April 4, 2011
Rev. Don Mayne
WESTERN CATHOLIC REPORTER
EDMONTON — The chronically homeless tenants of Canora Place do not fit a stereotype.
Some are recovering from a divorce or job loss, while others have struggled with addictions, domestic violence or mental illness. At least 60 per cent have aboriginal ancestry.
The one common trait among the Canora Place residents is they now have a place to call home.
Canora Place, located at 10141-153 St., is a three-storey apartment complex, comprised of 30 self-contained units. The complex includes 15 bachelor suites, 14 one-bedroom suites and one two-bedroom suite.
Assistance will be provided to enable tenants to maintain an independent residence. Support workers will help them with necessary skills for self-sufficient living such as budgeting, shopping, menu planning and health care.
The west-side housing project, supported by Edmonton churchgoers at Christmas 2010 through the No Room in the Inn campaign, was opened March 24. The project is sponsored by Jasper Health and Wellness Centre.
Alberta Housing Minister Jonathan Denis said the province's Housing First initiative moves homeless people from the streets or homeless shelters into their own apartments. Because of the program, use of homeless shelters has declined and more than 3,000 previously homeless Albertans have been housed.

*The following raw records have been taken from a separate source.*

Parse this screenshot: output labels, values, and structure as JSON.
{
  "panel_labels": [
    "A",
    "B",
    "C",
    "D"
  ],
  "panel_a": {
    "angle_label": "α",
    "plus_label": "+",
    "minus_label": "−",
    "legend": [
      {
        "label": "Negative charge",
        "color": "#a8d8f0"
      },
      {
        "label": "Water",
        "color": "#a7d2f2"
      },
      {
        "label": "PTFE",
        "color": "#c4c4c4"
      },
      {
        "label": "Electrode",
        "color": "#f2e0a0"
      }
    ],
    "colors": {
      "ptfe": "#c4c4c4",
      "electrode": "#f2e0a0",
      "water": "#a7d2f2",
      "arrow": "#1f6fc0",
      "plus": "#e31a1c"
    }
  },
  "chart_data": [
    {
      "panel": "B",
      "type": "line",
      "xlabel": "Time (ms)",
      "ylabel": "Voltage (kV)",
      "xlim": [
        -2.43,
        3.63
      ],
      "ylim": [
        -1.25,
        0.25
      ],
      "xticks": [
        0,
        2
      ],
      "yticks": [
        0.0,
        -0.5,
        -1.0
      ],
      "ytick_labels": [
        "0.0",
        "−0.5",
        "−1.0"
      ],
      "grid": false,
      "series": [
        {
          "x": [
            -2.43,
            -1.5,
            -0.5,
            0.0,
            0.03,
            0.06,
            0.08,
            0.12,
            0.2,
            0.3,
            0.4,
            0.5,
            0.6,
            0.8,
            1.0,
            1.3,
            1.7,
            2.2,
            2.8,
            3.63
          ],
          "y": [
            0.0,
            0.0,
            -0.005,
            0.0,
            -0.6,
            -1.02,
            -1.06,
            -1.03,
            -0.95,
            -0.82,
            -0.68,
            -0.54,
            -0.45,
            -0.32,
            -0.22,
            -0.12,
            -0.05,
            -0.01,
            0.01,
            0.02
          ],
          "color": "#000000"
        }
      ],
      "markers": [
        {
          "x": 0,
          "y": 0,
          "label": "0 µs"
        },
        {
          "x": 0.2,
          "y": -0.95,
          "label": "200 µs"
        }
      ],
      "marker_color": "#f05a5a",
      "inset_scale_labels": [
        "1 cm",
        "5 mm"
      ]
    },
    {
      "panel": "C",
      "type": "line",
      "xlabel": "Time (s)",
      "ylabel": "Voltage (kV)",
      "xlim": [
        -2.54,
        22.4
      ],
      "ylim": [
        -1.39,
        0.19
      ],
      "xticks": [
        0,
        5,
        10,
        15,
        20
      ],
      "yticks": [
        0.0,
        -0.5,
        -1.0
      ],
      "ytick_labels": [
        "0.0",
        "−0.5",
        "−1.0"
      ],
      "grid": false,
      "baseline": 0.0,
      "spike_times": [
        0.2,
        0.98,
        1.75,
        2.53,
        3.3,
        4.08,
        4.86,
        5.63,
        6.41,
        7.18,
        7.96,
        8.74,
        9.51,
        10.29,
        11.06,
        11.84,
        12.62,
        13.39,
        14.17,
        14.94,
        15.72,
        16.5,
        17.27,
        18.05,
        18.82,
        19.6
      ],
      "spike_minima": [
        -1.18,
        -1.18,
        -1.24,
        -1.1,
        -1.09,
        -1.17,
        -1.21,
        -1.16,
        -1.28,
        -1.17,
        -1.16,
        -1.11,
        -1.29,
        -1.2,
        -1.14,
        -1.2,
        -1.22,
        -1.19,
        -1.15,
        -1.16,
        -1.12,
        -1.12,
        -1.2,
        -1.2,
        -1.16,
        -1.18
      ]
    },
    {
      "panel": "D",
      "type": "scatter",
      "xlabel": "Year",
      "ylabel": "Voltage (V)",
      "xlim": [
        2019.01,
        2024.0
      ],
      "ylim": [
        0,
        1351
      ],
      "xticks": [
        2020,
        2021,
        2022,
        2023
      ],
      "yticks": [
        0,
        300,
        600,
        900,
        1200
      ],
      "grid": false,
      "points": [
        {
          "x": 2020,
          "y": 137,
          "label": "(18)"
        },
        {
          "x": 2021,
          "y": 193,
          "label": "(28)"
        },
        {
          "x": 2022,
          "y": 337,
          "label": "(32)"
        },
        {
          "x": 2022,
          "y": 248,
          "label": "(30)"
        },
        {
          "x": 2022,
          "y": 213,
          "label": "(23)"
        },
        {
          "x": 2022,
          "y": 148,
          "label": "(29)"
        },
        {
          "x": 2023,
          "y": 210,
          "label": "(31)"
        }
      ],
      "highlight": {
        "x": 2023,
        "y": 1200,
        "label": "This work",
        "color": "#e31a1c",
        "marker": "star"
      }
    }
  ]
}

"Shelters are important, but at the same time it's the difference between managing the problem and ending the problem," said Denis.
Both the federal and provincial governments and Homeward Trust support the project. Homeward Trust is a community-based housing organization that provides leadership and resources towards ending homelessness in Edmonton. Homeward Trust contributed $1.8 million through the federal government's Homelessness Partnering Strategy.
The Alberta government gave $4.2 million. The provincial government's goal is to end homelessness in Alberta by 2019.
"With that support, and the participation of the partner organizations, we're confident that Canora Place will make a positive impact in the lives of its residents, and the community as a whole," said Susan McGee, executive director of Homeward Trust.
The Rev. Don Mayne said No Room in the Inn began in 1999 as an effort by local churches to help build inner city housing.
In 2009, about 55 churches participated in the campaign, raising $62,500 for Edmonton Inner City Housing.
"This year we don't have the final figures, but the last I'd heard we already received over $55,000, so we may set yet another record hopefully," said Mayne.